Each report includes:
- Interactive map with 5/10/15-minute walking isochrones and categorized POI markers
- Neighborhood archetype — AI-classified personality (e.g., "The Neon Mile") with a pentagon radar chart scoring five vibe dimensions
- Five data sections — demographics, housing, economics, getting around, and what's nearby — contextualized against city and national averages
- The Vibe Check — a Claude-generated narrative that synthesizes all the data into a specific, honest portrait of daily life in that area
- Shareable social cards with dynamic OG images, generated server-side via Satori
Reports persist at human-readable URLs. Shared links render instantly with rich previews.
| Layer | Technology |
|---|---|
| Framework | Next.js 16 (App Router), React 19, TypeScript |
| AI | Claude Sonnet via Vercel AI SDK (ai + @ai-sdk/anthropic) — two separate calls: archetype classification + narrative generation |
| Database | Neon Postgres (HTTP driver), Drizzle ORM, JSONB snapshots for report data |
| Map | Mapbox GL JS, Mapbox Isochrone API, Mapbox Geocoding v6 |
| Data sources | US Census ACS 5-Year API, OpenStreetMap via Overpass API |
| Styling | Tailwind CSS v4 (CSS-based design tokens), Framer Motion |
| OG images | Satori + @vercel/og, custom TTF fonts, SVG pentagon chart |
| Testing | Vitest — 223 tests across 15 files, plus a 20-address golden dataset for narrative evaluation |
User enters address
→ Mapbox Geocoding autocomplete
→ POST /api/report/generate
→ DB cache check (case-insensitive address match)
→ Cache miss: Census + Isochrone + POI fetched via Promise.all
→ Insert location + report rows (status: generating), return slug
→ Redirect to /report/[slug]
→ Client triggers archetype classification (non-fatal, 5s timeout)
→ Client triggers narrative generation (Claude)
→ AutoRefresh polls via router.refresh() until complete
Notable decisions:
- Data snapshots, not live queries.
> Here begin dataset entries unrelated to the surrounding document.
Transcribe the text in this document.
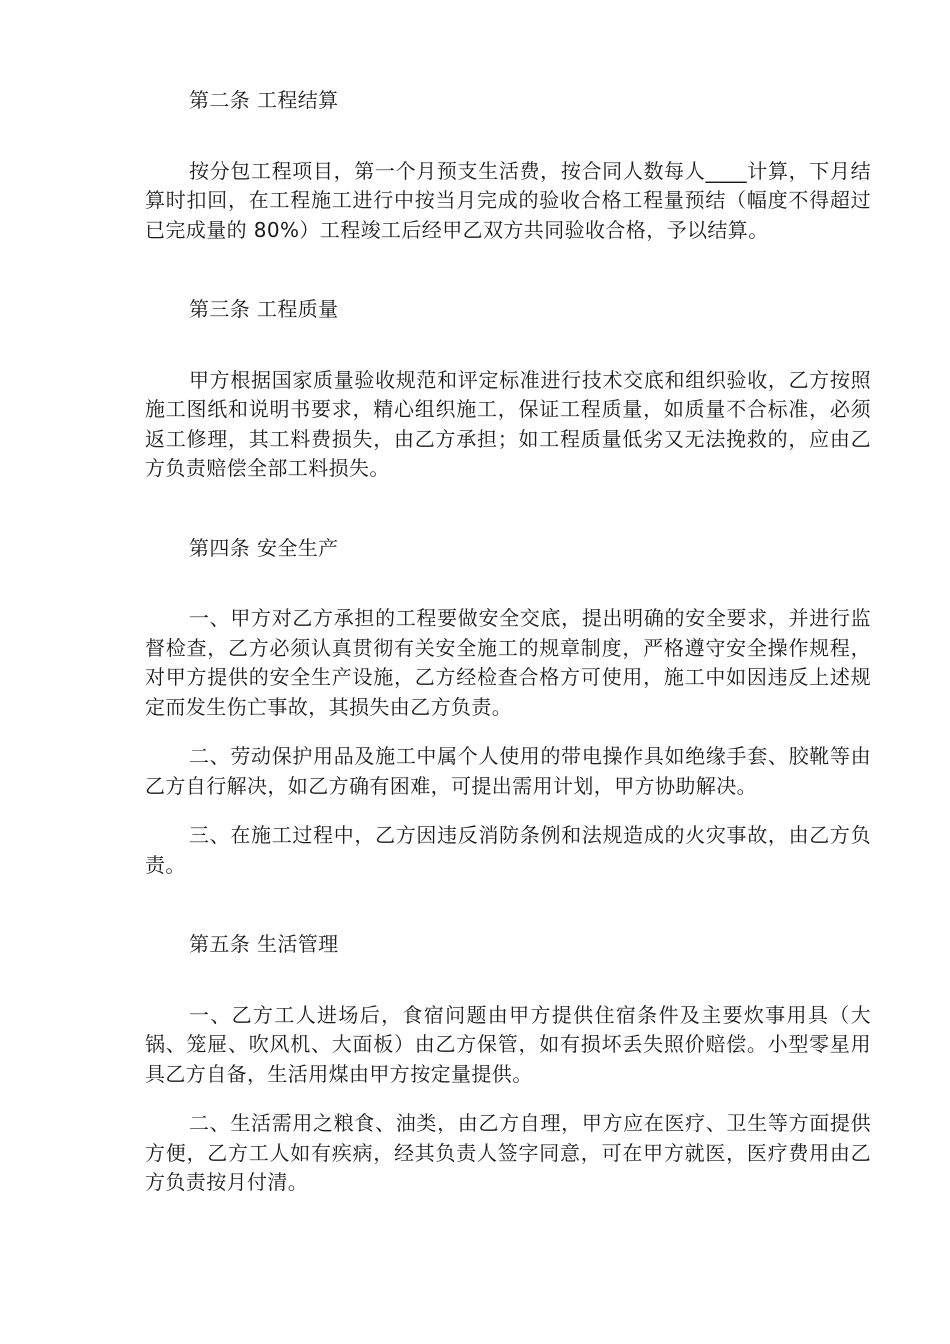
第二条 工程结算

按分包工程项目，第一个月预支生活费，按合同人数每人____计算，下月结算时扣回，在工程施工进行中按当月完成的验收合格工程量预结（幅度不得超过已完成量的 80%）工程竣工后经甲乙双方共同验收合格，予以结算。

第三条 工程质量

甲方根据国家质量验收规范和评定标准进行技术交底和组织验收，乙方按照施工图纸和说明书要求，精心组织施工，保证工程质量，如质量不合标准，必须返工修理，其工料费损失，由乙方承担；如工程质量低劣又无法挽救的，应由乙方负责赔偿全部工料损失。

第四条 安全生产

一、甲方对乙方承担的工程要做安全交底，提出明确的安全要求，并进行监督检查，乙方必须认真贯彻有关安全施工的规章制度，严格遵守安全操作规程，对甲方提供的安全生产设施，乙方经检查合格方可使用，施工中如因违反上述规定而发生伤亡事故，其损失由乙方负责。

二、劳动保护用品及施工中属个人使用的带电操作具如绝缘手套、胶靴等由乙方自行解决，如乙方确有困难，可提出需用计划，甲方协助解决。

三、在施工过程中，乙方因违反消防条例和法规造成的火灾事故，由乙方负责。

第五条 生活管理

一、乙方工人进场后，食宿问题由甲方提供住宿条件及主要炊事用具（大锅、笼屉、吹风机、大面板）由乙方保管，如有损坏丢失照价赔偿。小型零星用具乙方自备，生活用煤由甲方按定量提供。

二、生活需用之粮食、油类，由乙方自理，甲方应在医疗、卫生等方面提供方便，乙方工人如有疾病，经其负责人签字同意，可在甲方就医，医疗费用由乙方负责按月付清。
Report data is frozen as JSONB at generation time. A shared link always shows the data the narrative was written against, even months later.
- Non-fatal AI enrichment. The archetype call can fail silently — the report still renders with everything else. Components null-guard and skip rendering rather than crashing.
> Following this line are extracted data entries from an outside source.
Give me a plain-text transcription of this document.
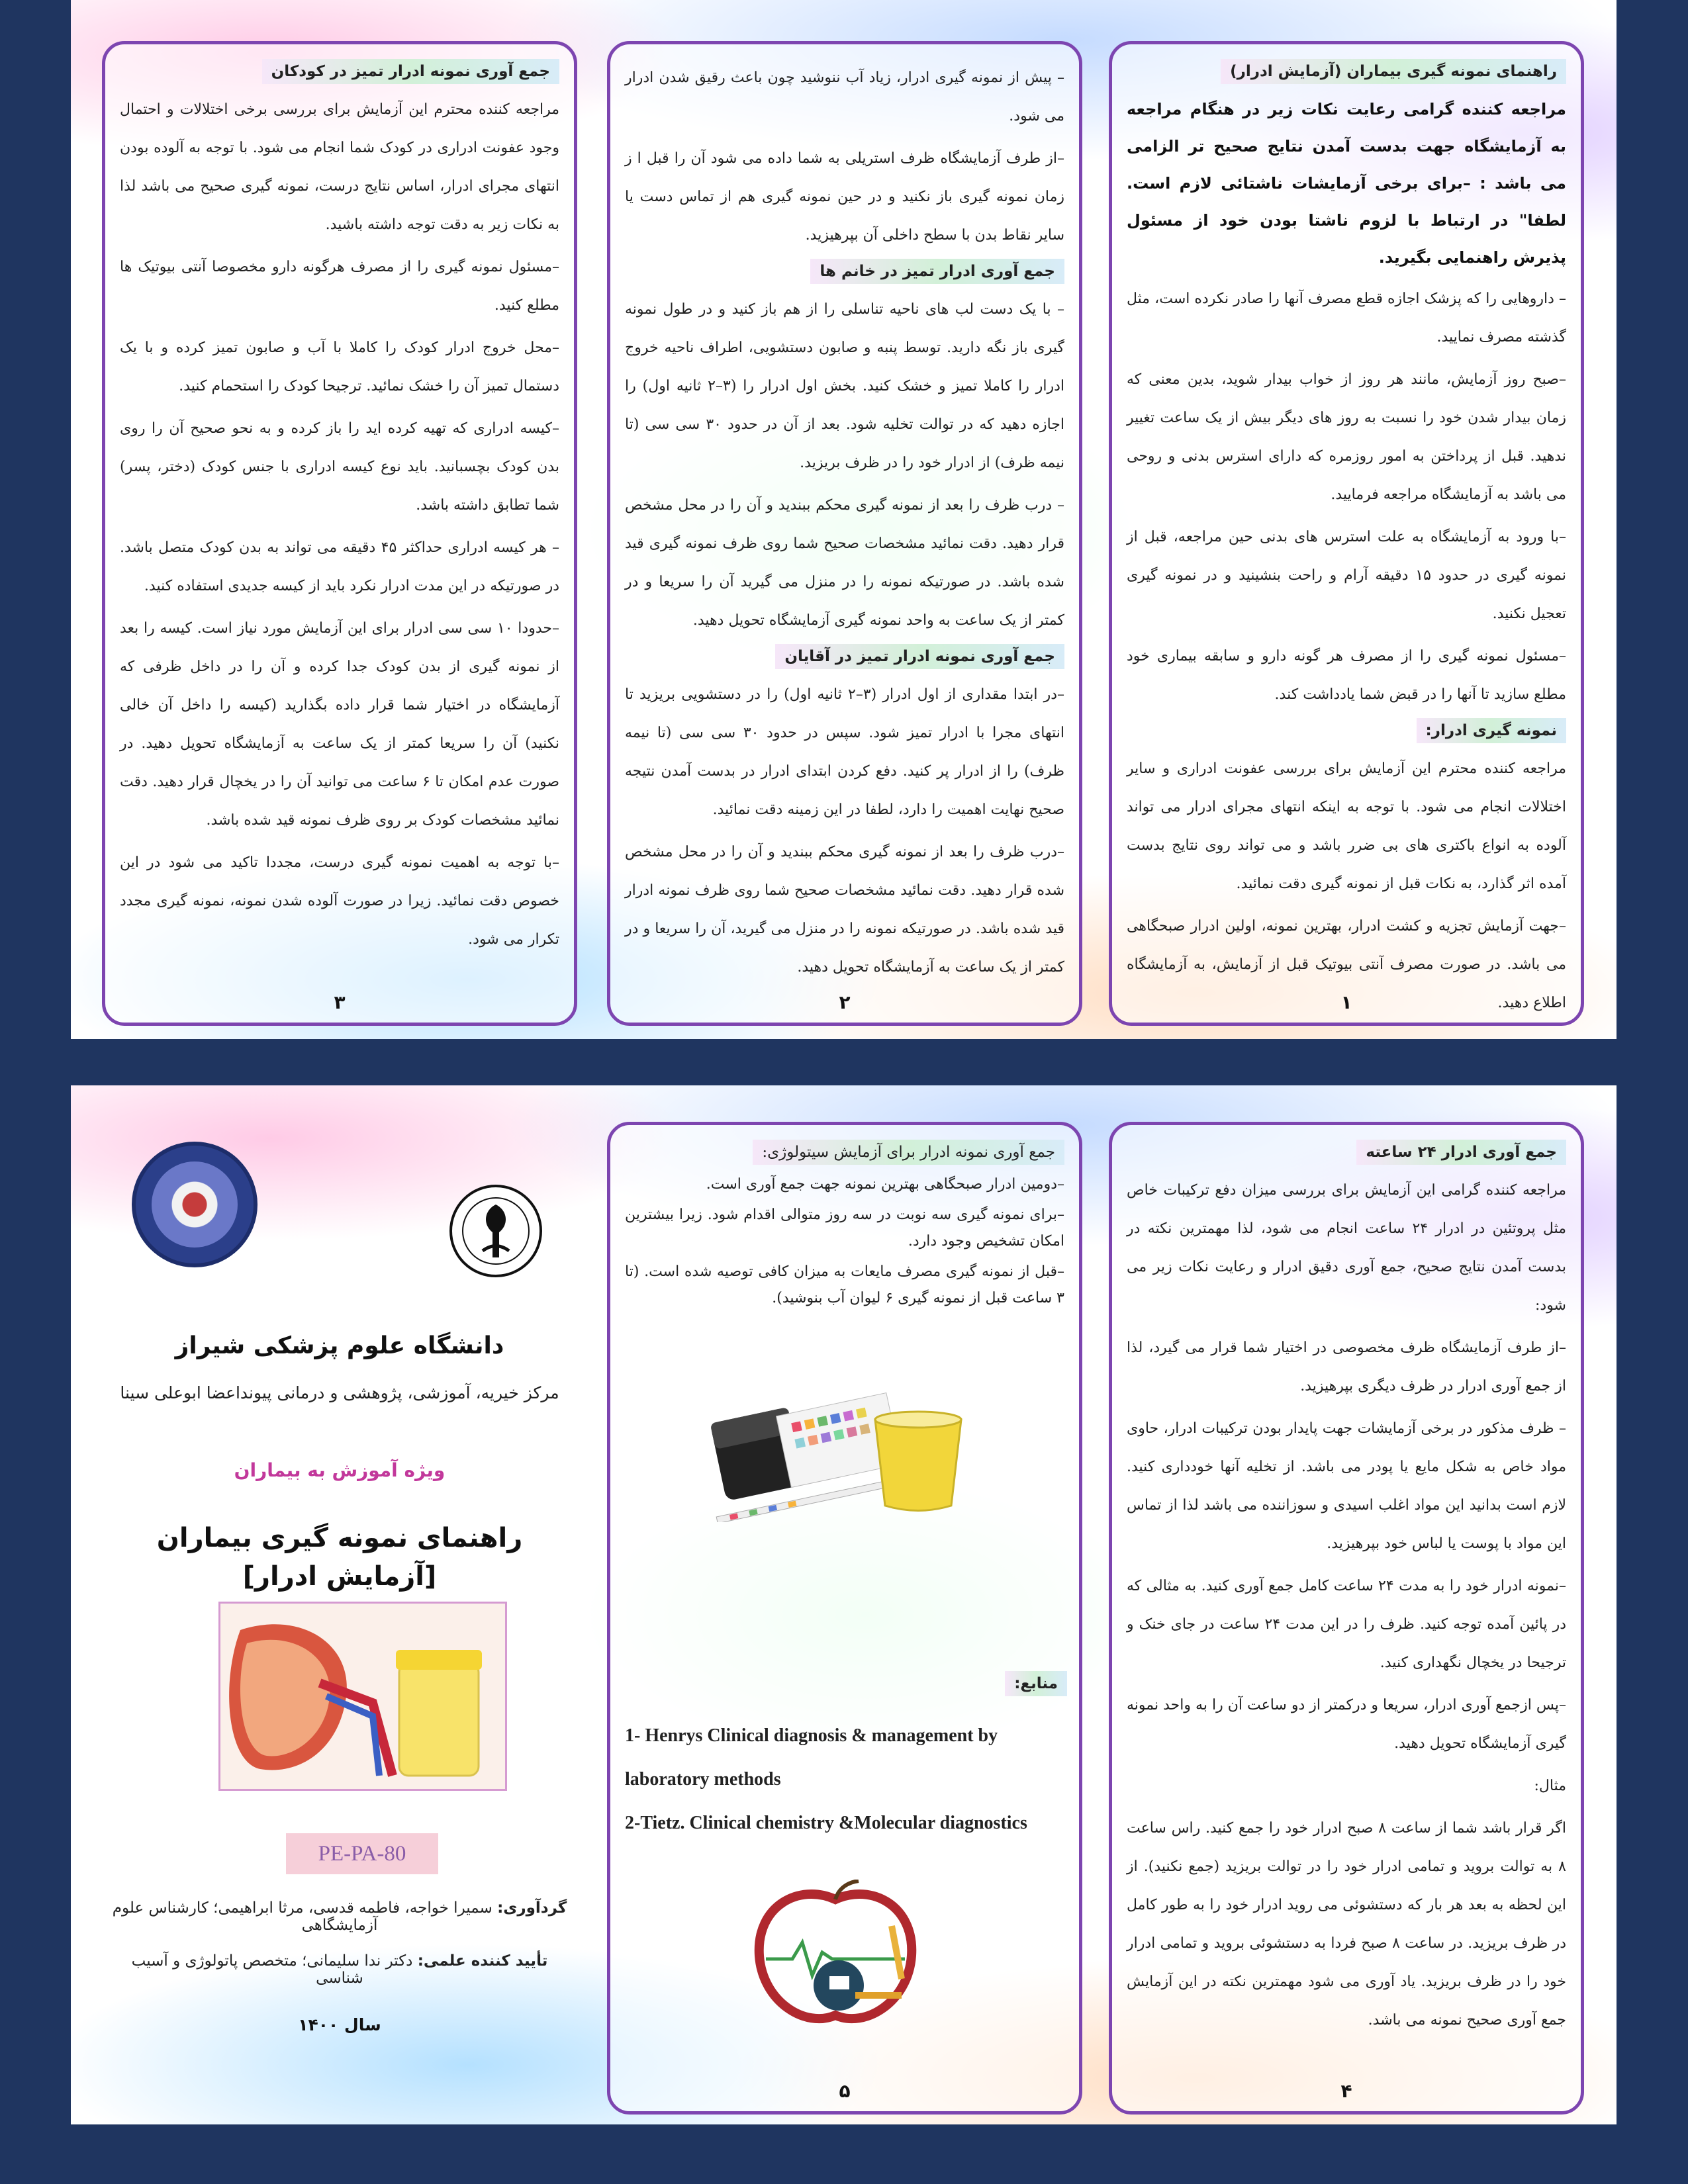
راهنمای نمونه گیری بیماران (آزمایش ادرار)

مراجعه کننده گرامی رعایت نکات زیر در هنگام مراجعه به آزمایشگاه جهت بدست آمدن نتایج صحیح تر الزامی می باشد : –برای برخی آزمایشات ناشتائی لازم است. لطفا" در ارتباط با لزوم ناشتا بودن خود از مسئول پذیرش راهنمایی بگیرید.

– داروهایی را که پزشک اجازه قطع مصرف آنها را صادر نکرده است، مثل گذشته مصرف نمایید.

–صبح روز آزمایش، مانند هر روز از خواب بیدار شوید، بدین معنی که زمان بیدار شدن خود را نسبت به روز های دیگر بیش از یک ساعت تغییر ندهید. قبل از پرداختن به امور روزمره که دارای استرس بدنی و روحی می باشد به آزمایشگاه مراجعه فرمایید.

–با ورود به آزمایشگاه به علت استرس های بدنی حین مراجعه، قبل از نمونه گیری در حدود ۱۵ دقیقه آرام و راحت بنشینید و در نمونه گیری تعجیل نکنید.

–مسئول نمونه گیری را از مصرف هر گونه دارو و سابقه بیماری خود مطلع سازید تا آنها را در قبض شما یادداشت کند.

نمونه گیری ادرار:

مراجعه کننده محترم این آزمایش برای بررسی عفونت ادراری و سایر اختلالات انجام می شود. با توجه به اینکه انتهای مجرای ادرار می تواند آلوده به انواع باکتری های بی ضرر باشد و می تواند روی نتایج بدست آمده اثر گذارد، به نکات قبل از نمونه گیری دقت نمائید.

–جهت آزمایش تجزیه و کشت ادرار، بهترین نمونه، اولین ادرار صبحگاهی می باشد. در صورت مصرف آنتی بیوتیک قبل از آزمایش، به آزمایشگاه اطلاع دهید.

۱

– پیش از نمونه گیری ادرار، زیاد آب ننوشید چون باعث رقیق شدن ادرار می شود.

–از طرف آزمایشگاه ظرف استریلی به شما داده می شود آن را قبل ا ز زمان نمونه گیری باز نکنید و در حین نمونه گیری هم از تماس دست یا سایر نقاط بدن با سطح داخلی آن بپرهیزید.

جمع آوری ادرار تمیز در خانم ها

– با یک دست لب های ناحیه تناسلی را از هم باز کنید و در طول نمونه گیری باز نگه دارید. توسط پنبه و صابون دستشویی، اطراف ناحیه خروج ادرار را کاملا تمیز و خشک کنید. بخش اول ادرار را (۳–۲ ثانیه اول) را اجازه دهید که در توالت تخلیه شود. بعد از آن در حدود ۳۰ سی سی (تا نیمه ظرف) از ادرار خود را در ظرف بریزید.

– درب ظرف را بعد از نمونه گیری محکم ببندید و آن را در محل مشخص قرار دهید. دقت نمائید مشخصات صحیح شما روی ظرف نمونه گیری قید شده باشد. در صورتیکه نمونه را در منزل می گیرید آن را سریعا و در کمتر از یک ساعت به واحد نمونه گیری آزمایشگاه تحویل دهید.

جمع آوری نمونه ادرار تمیز در آقایان

–در ابتدا مقداری از اول ادرار (۳–۲ ثانیه اول) را در دستشویی بریزید تا انتهای مجرا با ادرار تمیز شود. سپس در حدود ۳۰ سی سی (تا نیمه ظرف) را از ادرار پر کنید. دفع کردن ابتدای ادرار در بدست آمدن نتیجه صحیح نهایت اهمیت را دارد، لطفا در این زمینه دقت نمائید.

–درب ظرف را بعد از نمونه گیری محکم ببندید و آن را در محل مشخص شده قرار دهید. دقت نمائید مشخصات صحیح شما روی ظرف نمونه ادرار قید شده باشد. در صورتیکه نمونه را در منزل می گیرید، آن را سریعا و در کمتر از یک ساعت به آزمایشگاه تحویل دهید.

۲
جمع آوری نمونه ادرار تمیز در کودکان

مراجعه کننده محترم این آزمایش برای بررسی برخی اختلالات و احتمال وجود عفونت ادراری در کودک شما انجام می شود. با توجه به آلوده بودن انتهای مجرای ادرار، اساس نتایج درست، نمونه گیری صحیح می باشد لذا به نکات زیر به دقت توجه داشته باشید.

–مسئول نمونه گیری را از مصرف هرگونه دارو مخصوصا آنتی بیوتیک ها مطلع کنید.

–محل خروج ادرار کودک را کاملا با آب و صابون تمیز کرده و با یک دستمال تمیز آن را خشک نمائید. ترجیحا کودک را استحمام کنید.

–کیسه ادراری که تهیه کرده اید را باز کرده و به نحو صحیح آن را روی بدن کودک بچسبانید. باید نوع کیسه ادراری با جنس کودک (دختر، پسر) شما تطابق داشته باشد.

– هر کیسه ادراری حداکثر ۴۵ دقیقه می تواند به بدن کودک متصل باشد. در صورتیکه در این مدت ادرار نکرد باید از کیسه جدیدی استفاده کنید.

–حدودا ۱۰ سی سی ادرار برای این آزمایش مورد نیاز است. کیسه را بعد از نمونه گیری از بدن کودک جدا کرده و آن را در داخل ظرفی که آزمایشگاه در اختیار شما قرار داده بگذارید (کیسه را داخل آن خالی نکنید) آن را سریعا کمتر از یک ساعت به آزمایشگاه تحویل دهید. در صورت عدم امکان تا ۶ ساعت می توانید آن را در یخچال قرار دهید. دقت نمائید مشخصات کودک بر روی ظرف نمونه قید شده باشد.

–با توجه به اهمیت نمونه گیری درست، مجددا تاکید می شود در این خصوص دقت نمائید. زیرا در صورت آلوده شدن نمونه، نمونه گیری مجدد تکرار می شود.

۳
جمع آوری ادرار ۲۴ ساعته

مراجعه کننده گرامی این آزمایش برای بررسی میزان دفع ترکیبات خاص مثل پروتئین در ادرار ۲۴ ساعت انجام می شود، لذا مهمترین نکته در بدست آمدن نتایج صحیح، جمع آوری دقیق ادرار و رعایت نکات زیر می شود:

–از طرف آزمایشگاه ظرف مخصوصی در اختیار شما قرار می گیرد، لذا از جمع آوری ادرار در ظرف دیگری بپرهیزید.

– ظرف مذکور در برخی آزمایشات جهت پایدار بودن ترکیبات ادرار، حاوی مواد خاص به شکل مایع یا پودر می باشد. از تخلیه آنها خودداری کنید. لازم است بدانید این مواد اغلب اسیدی و سوزاننده می باشد لذا از تماس این مواد با پوست یا لباس خود بپرهیزید.

–نمونه ادرار خود را به مدت ۲۴ ساعت کامل جمع آوری کنید. به مثالی که در پائین آمده توجه کنید. ظرف را در این مدت ۲۴ ساعت در جای خنک و ترجیحا در یخچال نگهداری کنید.

–پس ازجمع آوری ادرار، سریعا و درکمتر از دو ساعت آن را به واحد نمونه گیری آزمایشگاه تحویل دهید.

مثال:

اگر قرار باشد شما از ساعت ۸ صبح ادرار خود را جمع کنید. راس ساعت ۸ به توالت بروید و تمامی ادرار خود را در توالت بریزید (جمع نکنید). از این لحظه به بعد هر بار که دستشوئی می روید ادرار خود را به طور کامل در ظرف بریزید. در ساعت ۸ صبح فردا به دستشوئی بروید و تمامی ادرار خود را در ظرف بریزید. یاد آوری می شود مهمترین نکته در این آزمایش جمع آوری صحیح نمونه می باشد.

۴
جمع آوری نمونه ادرار برای آزمایش سیتولوژی:

–دومین ادرار صبحگاهی بهترین نمونه جهت جمع آوری است.

–برای نمونه گیری سه نوبت در سه روز متوالی اقدام شود. زیرا بیشترین امکان تشخیص وجود دارد.

–قبل از نمونه گیری مصرف مایعات به میزان کافی توصیه شده است. (تا ۳ ساعت قبل از نمونه گیری ۶ لیوان آب بنوشید).

منابع:
1- Henrys Clinical diagnosis & management by laboratory methods
2-Tietz. Clinical chemistry &Molecular diagnostics
۵
دانشگاه علوم پزشکی شیراز
مرکز خیریه، آموزشی، پژوهشی و درمانی پیونداعضا ابوعلی سینا
ویژه آموزش به بیماران
راهنمای نمونه گیری بیماران
[آزمایش ادرار]
PE-PA-80
گردآوری: سمیرا خواجه، فاطمه قدسی، مرثا ابراهیمی؛ کارشناس علوم آزمایشگاهی
تأیید کننده علمی: دکتر ندا سلیمانی؛ متخصص پاتولوژی و آسیب شناسی
سال ۱۴۰۰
- Custom walkability scoring. POI density within isochrone rings, scored A through D. No third-party walkability API — the isochrone and POI data we already have is sufficient.
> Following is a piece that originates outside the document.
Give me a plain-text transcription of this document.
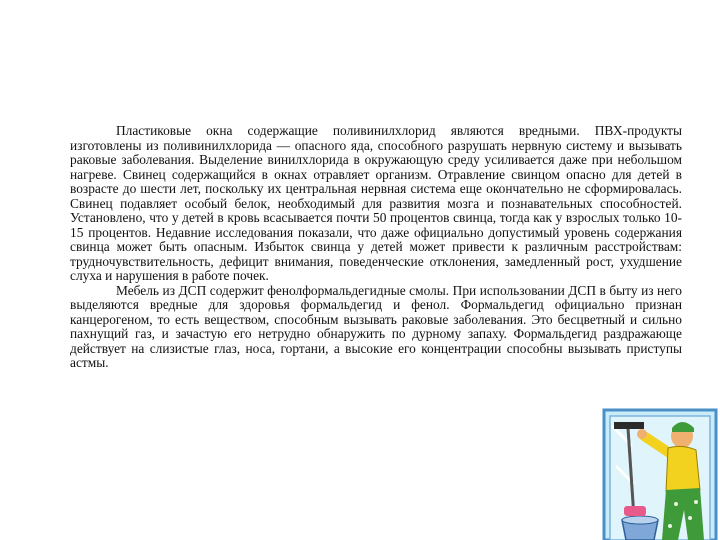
Пластиковые окна содержащие поливинилхлорид являются вредными. ПВХ-продукты изготовлены из поливинилхлорида — опасного яда, способного разрушать нервную систему и вызывать раковые заболевания. Выделение винилхлорида в окружающую среду усиливается даже при небольшом нагреве. Свинец содержащийся в окнах отравляет организм. Отравление свинцом опасно для детей в возрасте до шести лет, поскольку их центральная нервная система еще окончательно не сформировалась. Свинец подавляет особый белок, необходимый для развития мозга и познавательных способностей. Установлено, что у детей в кровь всасывается почти 50 процентов свинца, тогда как у взрослых только 10-15 процентов. Недавние исследования показали, что даже официально допустимый уровень содержания свинца может быть опасным. Избыток свинца у детей может привести к различным расстройствам: трудночувствительность, дефицит внимания, поведенческие отклонения, замедленный рост, ухудшение слуха и нарушения в работе почек.

Мебель из ДСП содержит фенолформальдегидные смолы. При использовании ДСП в быту из него выделяются вредные для здоровья формальдегид и фенол. Формальдегид официально признан канцерогеном, то есть веществом, способным вызывать раковые заболевания. Это бесцветный и сильно пахнущий газ, и зачастую его нетрудно обнаружить по дурному запаху. Формальдегид раздражающе действует на слизистые глаз, носа, гортани, а высокие его концентрации способны вызывать приступы астмы.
- Parallel data fetching with independent failure. Census, isochrone, and POI calls run concurrently. Each
.catch()returns null. A report needs at least one data source to succeed; the AI narrative adapts to whatever data is available. - Server components with client islands. Pages are RSC. Interactivity (map, address input, share controls) is isolated to
"use client"boundaries.
Full decision log in docs/DECISIONS.md.
git clone https://github.com/blockpilgrim/locale.git
cd locale
npm install
cp .env.example .env.local
# Required: DATABASE_URL, MAPBOX_ACCESS_TOKEN, NEXT_PUBLIC_MAPBOX_TOKEN,
# CENSUS_API_KEY, ANTHROPIC_API_KEY
npm run db:push # Push schema to database
npm run dev # Start dev servernpm run test # 223 tests, single run
npm run test:watch # Watch mode
npm run test:eval --live # Generate narratives for 20 golden addresses with real AI callsShipped MVP. All implementation phases complete, including the archetype and social card features. The product loop works end-to-end: address input → parallel data fetching → AI classification → AI narrative → shareable report with OG previews.
Remaining work is prompt tuning and narrative evaluation tooling — the product infrastructure is done.